В общем, ничего не вышло. Я очнулся внизу, на земле, специального названия которой я так и не узнал, его просто не было слышно снаружи, хотя я знаю точно, что они говорили о ней, называли ее этим именем, я видел их шевелящиеся губы и видел выражение их глаз при этом, но так и не смог ничего разобрать, я не умею читать по губам.
Снова была ночь, я это сразу понял, потому что снова было темно и ничего не видно. Но это ничего, сказал я сам себе, ничего–ничего, я сделал все, что мог, пусть теперь кто–нибудь другой придет и сделает лучше или больше, я точно не помню, зато все, что мог, я сделал, сказал я себе сам, и это главное. Я еще много чего говорил себе сам: как я был маленький и земля была близко, а я ее населял, населял, пока не засну, а когда проснусь, опять начинал ее населять и мастерить что–то, никому не нужное; как потом я стал большой, как в сумрачный час, когда зло властвует над миром, я из дому вышел, был сильный мороз; я его не замечал, потому что я был юн, но он был силен, а я был юн, и кровь у меня была горячая, и я его не замечал, и покрывал землю своими шагами, продолжаю покрывать и по сию пору и много уже покрыл, а сколько еще не покрыто, и сколько еще предстоит покрыть, работы непокрытый край. Как я шел с непокрытой головой, топ–топ, буль–буль, заходил в домы и храмы, и отовсюду меня, в общем–то, гнали, если не сразу, то в конце концов, и в конце концов я, устав от всего этого, выдумал не опускать глаза, только сначала сильно сокрушался, наверное, потому, что еще не успел по–настоящему устать. А теперь я уже не сокрушаюсь, нет, я ощущаю благоговение, потому что если не опускать глаза, его очень легко ощущать, ничто не мешает.

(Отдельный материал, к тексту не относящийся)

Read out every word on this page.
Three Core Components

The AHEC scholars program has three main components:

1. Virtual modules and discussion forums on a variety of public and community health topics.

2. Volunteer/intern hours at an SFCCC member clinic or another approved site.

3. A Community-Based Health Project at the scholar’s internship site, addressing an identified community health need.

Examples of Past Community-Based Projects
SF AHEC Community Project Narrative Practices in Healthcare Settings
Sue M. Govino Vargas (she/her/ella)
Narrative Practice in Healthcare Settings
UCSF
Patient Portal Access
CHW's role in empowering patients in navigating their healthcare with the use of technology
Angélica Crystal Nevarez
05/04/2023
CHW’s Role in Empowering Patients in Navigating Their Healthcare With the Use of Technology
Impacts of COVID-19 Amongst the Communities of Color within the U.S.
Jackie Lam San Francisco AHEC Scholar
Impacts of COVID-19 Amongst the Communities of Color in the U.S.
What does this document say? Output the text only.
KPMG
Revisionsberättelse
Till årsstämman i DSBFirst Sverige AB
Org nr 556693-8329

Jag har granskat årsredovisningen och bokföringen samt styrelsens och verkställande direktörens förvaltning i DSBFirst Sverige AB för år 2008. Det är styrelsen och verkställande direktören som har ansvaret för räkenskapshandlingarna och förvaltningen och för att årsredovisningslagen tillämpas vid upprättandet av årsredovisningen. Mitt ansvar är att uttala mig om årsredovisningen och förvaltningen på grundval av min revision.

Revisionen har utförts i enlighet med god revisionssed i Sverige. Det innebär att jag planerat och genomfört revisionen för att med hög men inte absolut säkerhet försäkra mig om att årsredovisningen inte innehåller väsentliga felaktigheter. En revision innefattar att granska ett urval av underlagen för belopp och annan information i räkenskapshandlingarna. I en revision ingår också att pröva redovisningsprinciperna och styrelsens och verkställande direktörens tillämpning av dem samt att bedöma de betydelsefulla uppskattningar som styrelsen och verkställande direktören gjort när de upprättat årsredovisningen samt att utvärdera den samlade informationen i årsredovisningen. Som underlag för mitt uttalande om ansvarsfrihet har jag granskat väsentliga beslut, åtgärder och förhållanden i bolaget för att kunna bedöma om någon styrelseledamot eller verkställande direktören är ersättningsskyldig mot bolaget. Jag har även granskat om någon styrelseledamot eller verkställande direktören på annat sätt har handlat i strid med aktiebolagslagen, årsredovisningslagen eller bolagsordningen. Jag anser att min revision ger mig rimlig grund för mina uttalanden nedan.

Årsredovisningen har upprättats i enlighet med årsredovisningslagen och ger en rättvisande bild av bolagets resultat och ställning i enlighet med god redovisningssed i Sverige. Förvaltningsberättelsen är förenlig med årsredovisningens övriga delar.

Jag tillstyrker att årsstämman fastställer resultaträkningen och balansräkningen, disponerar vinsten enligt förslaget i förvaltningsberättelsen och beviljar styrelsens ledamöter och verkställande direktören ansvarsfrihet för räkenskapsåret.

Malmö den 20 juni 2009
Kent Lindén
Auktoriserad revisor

Я встал поудобнее, расставил ноги пошире, схватился руками за что там подвернулось, ничто мне не мешало, я стоял и ни о чем не думал, совершенно. Не то чтобы совершенно ни о чем, я много о чем думал, но уже не о том, как поступать сообразно, мне стало незачем об этом думать, мне больше незачем было поступать. Помню, налетели было вихри, и помчалось кувырком все, что на земле валялось, таилось до поры, поднялось в воздух, газеты, пивные банки, старые вещи, — я стоял, ни на что не обращал внимания, мне было все равно, мне было незачем поступать сообразно; загремела музыка, то есть застучали барабаны турецкие, будто призывая осужденного на казнь, будто волосастыми потными ручищами забивая сваи бетонные в наши привычные ко всему головы, запиликали скрипицы бесовские, завыли в кабаках блядскими голосами козлищи амбивалентные, и полетела бочкотара, автомобили — сирены их отзывались истерически и вторили грохоту барабанов; взвились черными гадюками дороги, закружились дома, города — я все стоял, что мне могло сделаться: мы, рожденные в года глухие, пути не обязаны помнить своего, и можем стоять и не замечать всего этого, мелочи какие; после, конечно, все утихло понемногу, все снова улеглось, как будто и не было ничего, хотя это, конечно, было иллюзией, оптическим обманом: конечно, все стало по–новому, но мне все это было безразлично — я как раз заметил, что стою–то на четвереньках.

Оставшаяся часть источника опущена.